Bale shares the marquee with Hugh Jackman in this adventure drama set in London at the end of the 19th century about two magicians who once were friends but became bitter rivals. This was another collaboration with director Christopher Nolan, who co-wrote the script with his brother Jonathan. Bale’s Alfred Borden invents a trick to top all others, Jackman’s Robert Angier becomes insanely jealous and determined to figure out how it’s done, and both actors excel at playing semi-maniacal illusionists who are under no illusions about how much they dislike each other. The real star of the film is Nolan. He has a keen eye for period and a knack for organizing a complicated set of story points and making sure the whole thing makes sense. But Bale plays another dashing yet flawed individual. Think Patrick Bateman of “American Psycho,” only without the random killings, and with clothes from the 1800s.

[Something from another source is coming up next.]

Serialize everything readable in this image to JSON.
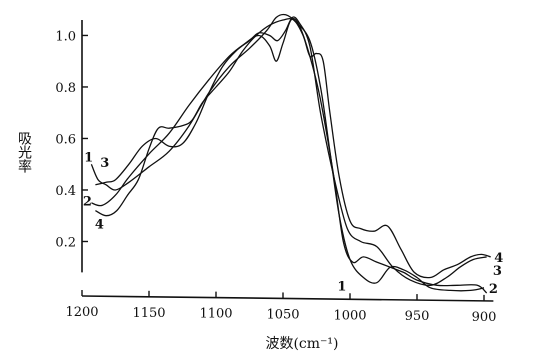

Werner Herzog’s Vietnam-era P.O.W. film could have been a typical entry in the war action genre. But Bale’s performance as real-life Navy flyer Dieter Dengler has enough layers to elevate it past typical fare. Bale’s Dieter is heroic but strange, strong and tough but quirky and unsure. Dieter strikes up a fierce friendship with Duane (Steve Zahn) and they establish the kind of platonic bond that only two men enduring harsh treatment in adverse wartime conditions could ever have. Herzog is a favorite among film buffs but hardly a Hollywood cash machine, which is a most recent example that suggests Bale is not intent on making himself The Next Big Thing but rather is committed to doing quality work with directors who have distinct and powerful voices.